Estas obras de remodelação são, por isso, “um sinal inequívoco de modernidade, de atualidade, de conforto e de dignidade, mas também de respeito pela memória, pela identidade e pela tradição”, sublinhou o presidente, salientando que “este mercado respeitou a origem, o percurso e a identidade do antigo, sendo esse o grande lema e traço que esteve presente na conceção e na execução do projeto”.

 

O município “não está cá para fazer o novo, destruindo o antigo, não está cá a construir o futuro, esquecendo o passado, está cá para trazer modernidade, respeitando a história, para fazer futuro, respeitando o passado”, garantiu Paulo Cunha.

 

O autarca destacou ainda a presença de várias gerações de pessoas no novo mercado. “Todos podem coabitar no mesmo espaço e criar algo novo”, desafiou o autarca, realçando que o mercado tem espaço para todos e tem como objetivo “agradar às múltiplas gerações”.

 

Paulo Cunha aproveitou a oportunidade para defender mais uma vez  “a cadeia curta de comercialização e a necessidade de aproximar quem compra de quem vende, dando condições para quem vende ser quem produz, de modo a que quem compra saiba onde o produto é produzido”. Nesse sentido, o mercado representa “um ganho de qualidade, de identidade, de genuinidade e de múltiplas condições”.

 

Assim, o mercado “terá todas as condições para que os famalicenses possam construir um novo patamar ".

Não escondendo a “satisfação e alegria” por ter dado “um contributo” para aqui chegar, Paulo Cunha assumiu “este é o mercado que os famalicenses quiseram ter, se esforçaram para ter e merecem ter”.

 

Entre a limitada comitiva que acompanhou o presidente da Câmara Municipal, estava o presidente da Comissão de Coordenação e Desenvolvimento Regional do Norte (CCDR-N) António Cunha, que se mostrou “muito impressionado com o trabalho de arquitetura conseguido no mercado de Famalicão”.

 

A Praça - Mercado Municipal de Famalicão renasceu assim mais moderna, mais atrativa, mais funcional, potenciadora de novas experiências e vivências culturais e urbanas, assentes num estilo de vida mais saudável e com mais qualidade, num cruzamento harmónico entre a tradição, modernidade e inovação.

 

A zona de restauração, com esplanada coberta e ao ar livre tem sete restaurantes.
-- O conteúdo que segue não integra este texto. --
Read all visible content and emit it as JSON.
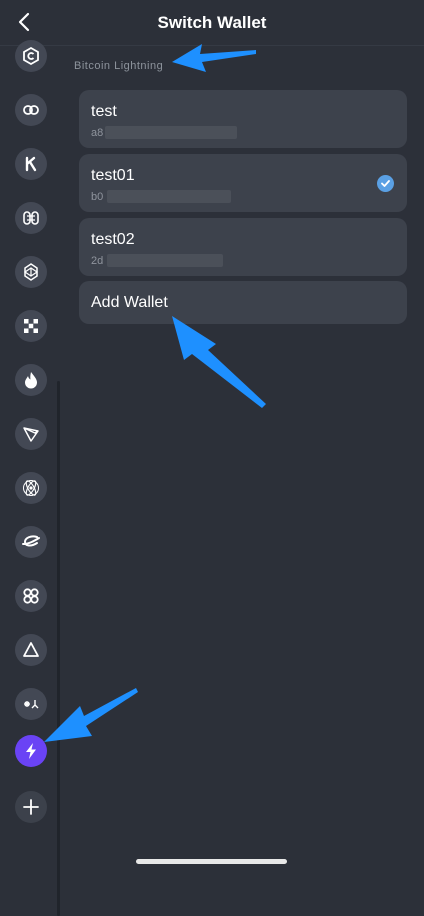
{
  "header": {
    "title": "Switch Wallet",
    "back_icon": "chevron-left-icon"
  },
  "section_label": "Bitcoin Lightning",
  "wallets": [
    {
      "name": "test",
      "address_prefix": "a8",
      "selected": false
    },
    {
      "name": "test01",
      "address_prefix": "b0",
      "selected": true
    },
    {
      "name": "test02",
      "address_prefix": "2d",
      "selected": false
    }
  ],
  "add_wallet_label": "Add Wallet",
  "sidebar_icons": [
    "celo-coin-icon",
    "polygon-link-icon",
    "kucoin-k-icon",
    "hedera-h-icon",
    "fantom-icon",
    "okx-checker-icon",
    "flame-icon",
    "tron-icon",
    "cosmos-atom-icon",
    "swirl-logo-icon",
    "cross-petal-icon",
    "triangle-icon",
    "star-chain-icon",
    "lightning-bolt-icon",
    "plus-icon"
  ],
  "colors": {
    "background": "#2c3039",
    "card": "#3d424c",
    "active_chain": "#6a43f5",
    "check": "#5aa0e4",
    "annotation_arrow": "#1e90ff"
  }
}
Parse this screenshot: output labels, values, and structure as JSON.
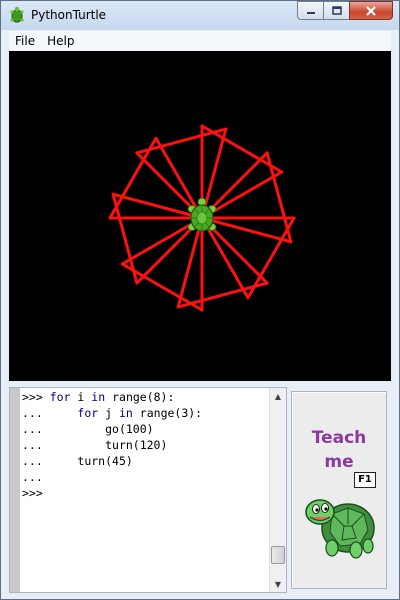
{
  "window": {
    "title": "PythonTurtle"
  },
  "menu": {
    "file": "File",
    "help": "Help"
  },
  "console": {
    "lines": [
      {
        "prompt": ">>>",
        "code": "for i in range(8):"
      },
      {
        "prompt": "...",
        "code": "    for j in range(3):"
      },
      {
        "prompt": "...",
        "code": "        go(100)"
      },
      {
        "prompt": "...",
        "code": "        turn(120)"
      },
      {
        "prompt": "...",
        "code": "    turn(45)"
      },
      {
        "prompt": "...",
        "code": ""
      },
      {
        "prompt": ">>>",
        "code": ""
      }
    ]
  },
  "help_panel": {
    "line1": "Teach",
    "line2": "me",
    "shortcut": "F1"
  },
  "colors": {
    "canvas_bg": "#000000",
    "pen": "#ff1010",
    "turtle_shell": "#4aa823",
    "teach_text": "#8b3aa0"
  },
  "drawing": {
    "loops": 8,
    "sides": 3,
    "step": 100,
    "turn_inner": 120,
    "turn_outer": 45
  }
}
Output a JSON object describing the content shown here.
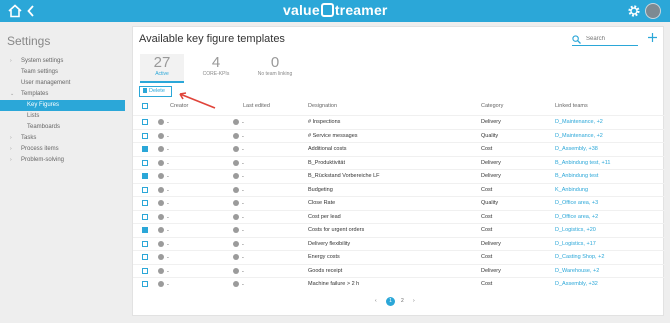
{
  "header": {
    "logo_text_a": "value",
    "logo_text_b": "treamer"
  },
  "sidebar": {
    "title": "Settings",
    "items": [
      {
        "label": "System settings",
        "arrow": "›"
      },
      {
        "label": "Team settings",
        "arrow": ""
      },
      {
        "label": "User management",
        "arrow": ""
      },
      {
        "label": "Templates",
        "arrow": "⌄"
      },
      {
        "label": "Key Figures",
        "arrow": ""
      },
      {
        "label": "Lists",
        "arrow": ""
      },
      {
        "label": "Teamboards",
        "arrow": ""
      },
      {
        "label": "Tasks",
        "arrow": "›"
      },
      {
        "label": "Process items",
        "arrow": "›"
      },
      {
        "label": "Problem-solving",
        "arrow": "›"
      }
    ]
  },
  "main": {
    "title": "Available key figure templates",
    "search": {
      "placeholder": "Search"
    },
    "tabs": [
      {
        "count": "27",
        "label": "Active"
      },
      {
        "count": "4",
        "label": "CORE-KPIs"
      },
      {
        "count": "0",
        "label": "No team linking"
      }
    ],
    "delete_label": "Delete",
    "columns": {
      "creator": "Creator",
      "last_edited": "Last edited",
      "designation": "Designation",
      "category": "Category",
      "linked_teams": "Linked teams"
    },
    "rows": [
      {
        "checked": false,
        "creator": "-",
        "last_edited": "-",
        "designation": "# Inspections",
        "category": "Delivery",
        "teams": "D_Maintenance, +2"
      },
      {
        "checked": false,
        "creator": "-",
        "last_edited": "-",
        "designation": "# Service messages",
        "category": "Quality",
        "teams": "D_Maintenance, +2"
      },
      {
        "checked": true,
        "creator": "-",
        "last_edited": "-",
        "designation": "Additional costs",
        "category": "Cost",
        "teams": "D_Assembly, +38"
      },
      {
        "checked": false,
        "creator": "-",
        "last_edited": "-",
        "designation": "B_Produktivität",
        "category": "Delivery",
        "teams": "B_Anbindung test, +11"
      },
      {
        "checked": true,
        "creator": "-",
        "last_edited": "-",
        "designation": "B_Rückstand Vorbereiche LF",
        "category": "Delivery",
        "teams": "B_Anbindung test"
      },
      {
        "checked": false,
        "creator": "-",
        "last_edited": "-",
        "designation": "Budgeting",
        "category": "Cost",
        "teams": "K_Anbindung"
      },
      {
        "checked": false,
        "creator": "-",
        "last_edited": "-",
        "designation": "Close Rate",
        "category": "Quality",
        "teams": "D_Office area, +3"
      },
      {
        "checked": false,
        "creator": "-",
        "last_edited": "-",
        "designation": "Cost per lead",
        "category": "Cost",
        "teams": "D_Office area, +2"
      },
      {
        "checked": true,
        "creator": "-",
        "last_edited": "-",
        "designation": "Costs for urgent orders",
        "category": "Cost",
        "teams": "D_Logistics, +20"
      },
      {
        "checked": false,
        "creator": "-",
        "last_edited": "-",
        "designation": "Delivery flexibility",
        "category": "Delivery",
        "teams": "D_Logistics, +17"
      },
      {
        "checked": false,
        "creator": "-",
        "last_edited": "-",
        "designation": "Energy costs",
        "category": "Cost",
        "teams": "D_Casting Shop, +2"
      },
      {
        "checked": false,
        "creator": "-",
        "last_edited": "-",
        "designation": "Goods receipt",
        "category": "Delivery",
        "teams": "D_Warehouse, +2"
      },
      {
        "checked": false,
        "creator": "-",
        "last_edited": "-",
        "designation": "Machine failure > 2 h",
        "category": "Cost",
        "teams": "D_Assembly, +32"
      }
    ],
    "pager": {
      "prev": "‹",
      "current": "1",
      "next_page": "2",
      "next": "›"
    }
  },
  "colors": {
    "accent": "#2ba7d8",
    "annotation": "#e0443a"
  }
}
O lugar dos frescos destinada a talhos, peixarias, frutaria e flores está equipado com  3 peixarias, 1 talho, 6 bancas de frutas e legumes, 2 floristas e ainda 2 espaços de queijaria/charcutaria.

 

O Mercado dos Lavradores, que é reservado à venda direta e ocasional de produtos agrícolas, agroalimentares e pecuários por parte dos produtores locais, terá a presença rotativa de perto de quatro dezenas de comerciantes. Nas lojas de rua existem mais de uma dezena de negócios variados, como arranjos de vestuário; retrosaria; drogaria; barbearia; ourivesaria; lavandaria; padaria, restaurante e café snack-bar. Um espaço de cozinha experimental para promoção de workshops, degustações, showcooking e espaços ajardinados para descontrair e respirar, completam as áreas nobres deste verdadeiro espaço cívico famalicense.

 

Com um custo total de quatro milhões de euros, a intervenção contou com verbas aprovadas no âmbito do Plano Estratégico de Desenvolvimento Urbano (PEDU), assinado entre a autarquia e o Programa Operacional Norte 2020, que garantiram um cofinanciamento FEDER de 3,1 milhões de euros.